Com a gestão administrativa e financeira do projeto, a Fapese contribui para atender a uma demanda histórica das comunidades quilombolas sergipanas por uma formação específica para educadores que atuam nesses territórios. O curso não apenas amplia o acesso ao ensino superior, mas também busca promover uma educação que valoriza a identidade, a ancestralidade e os saberes tradicionais.
“Esse projeto nasce do anseio das comunidades quilombolas do Brasil e, de forma particular, das comunidades quilombolas de Sergipe. Há muito tempo elas demandam a formação de professores e professoras para atuar nessas escolas”, explica a coordenadora da licenciatura, professora Edineia Tavares Lopes.
A professora Edineia destaca que, em 2019, o Fórum de Educação Escolar Quilombola de Sergipe apresentou a criação de uma formação inicial voltada à Educação Escolar Quilombola como uma das principais reivindicações. Em 2023, o edital do Parfor Equidade foi publicado pelo MEC, possibilitando a submissão de um projeto para criar essa licenciatura.
“Escrevemos a proposta, fomos contemplados e o curso passou a integrar a estrutura da universidade”, destaca Edineia.
A formação foi elaborada com uma perspectiva pedagógica antirracista, intercultural e interdisciplinar, utilizando a pedagogia da alternância, que intercala períodos de formação intensiva na universidade com atividades nas comunidades.
“No tempo da universidade, os estudantes permanecem aqui estudando os componentes curriculares. Já no tempo comunidade, desenvolvem atividades vinculadas às suas escolas e aos seus territórios”, explica Edineia.
A proposta visa romper com o modelo de ensino tradicional que não atendia as especificidades das comunidades quilombolas. A professora Daniela Melo, quilombola e docente da licenciatura, enfatiza que o curso valoriza os saberes das comunidades.

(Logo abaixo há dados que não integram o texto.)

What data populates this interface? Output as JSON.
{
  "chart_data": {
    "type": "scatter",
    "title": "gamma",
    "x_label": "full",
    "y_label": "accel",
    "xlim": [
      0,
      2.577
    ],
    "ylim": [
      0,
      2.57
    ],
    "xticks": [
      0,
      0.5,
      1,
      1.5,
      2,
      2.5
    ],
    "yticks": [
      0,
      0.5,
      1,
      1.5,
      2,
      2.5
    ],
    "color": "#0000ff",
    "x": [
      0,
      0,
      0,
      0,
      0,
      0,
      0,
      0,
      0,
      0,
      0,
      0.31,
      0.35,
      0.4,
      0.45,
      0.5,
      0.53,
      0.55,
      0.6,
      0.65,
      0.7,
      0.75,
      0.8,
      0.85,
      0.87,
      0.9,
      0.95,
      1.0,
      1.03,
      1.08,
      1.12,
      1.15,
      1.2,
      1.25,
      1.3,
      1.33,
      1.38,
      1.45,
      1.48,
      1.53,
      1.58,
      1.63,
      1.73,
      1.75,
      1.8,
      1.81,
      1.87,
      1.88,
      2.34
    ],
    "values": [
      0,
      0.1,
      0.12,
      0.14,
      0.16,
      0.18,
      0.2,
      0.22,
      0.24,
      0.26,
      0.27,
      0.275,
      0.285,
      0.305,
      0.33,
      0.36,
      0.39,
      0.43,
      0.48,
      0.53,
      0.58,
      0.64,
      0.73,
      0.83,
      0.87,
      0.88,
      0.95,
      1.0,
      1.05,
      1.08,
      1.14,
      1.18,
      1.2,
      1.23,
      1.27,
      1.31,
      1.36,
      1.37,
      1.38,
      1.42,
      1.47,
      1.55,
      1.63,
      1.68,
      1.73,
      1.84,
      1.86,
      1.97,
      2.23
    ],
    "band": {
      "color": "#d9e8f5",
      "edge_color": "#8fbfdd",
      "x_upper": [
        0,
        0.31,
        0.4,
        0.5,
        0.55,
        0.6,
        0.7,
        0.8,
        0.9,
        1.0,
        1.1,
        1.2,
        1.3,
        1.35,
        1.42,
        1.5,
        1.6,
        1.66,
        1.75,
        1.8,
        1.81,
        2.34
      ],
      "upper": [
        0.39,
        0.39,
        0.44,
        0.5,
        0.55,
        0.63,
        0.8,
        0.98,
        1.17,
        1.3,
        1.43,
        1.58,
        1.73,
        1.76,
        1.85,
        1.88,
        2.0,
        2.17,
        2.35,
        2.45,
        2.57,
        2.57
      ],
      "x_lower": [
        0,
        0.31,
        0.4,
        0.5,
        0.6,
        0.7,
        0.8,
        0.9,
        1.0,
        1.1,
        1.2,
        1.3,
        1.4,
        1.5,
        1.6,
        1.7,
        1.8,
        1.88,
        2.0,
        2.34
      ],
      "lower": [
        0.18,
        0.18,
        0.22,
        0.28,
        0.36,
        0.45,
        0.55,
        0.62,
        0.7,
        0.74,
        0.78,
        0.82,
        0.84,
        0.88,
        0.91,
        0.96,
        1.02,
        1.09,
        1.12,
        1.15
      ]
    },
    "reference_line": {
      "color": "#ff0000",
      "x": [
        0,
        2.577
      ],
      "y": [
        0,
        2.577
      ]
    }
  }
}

“A gente trabalha os costumes, as tradições, a ancestralidade, os conceitos de raça, cultura, pluralidade e etnia. Essa é a diferença entre uma educação tradicional e uma educação escolar quilombola”, afirma Daniela.
O estudante Mário Santos, do Quilombo Mocambo, ressalta que a licenciatura oferece a oportunidade de devolver conhecimentos às comunidades. Ele acredita que essa formação é fundamental para enfrentar o apagamento histórico vivido pela população negra.
“Estamos mais empoderados para devolver à nossa comunidade aquilo que aprendemos aqui”, afirma Mário.
A estudante Xifroneze Santos, do Quilombo Caraíbas, também define sua participação como um marco histórico e acredita que a formação vai unir as comunidades em torno de suas histórias e lutas.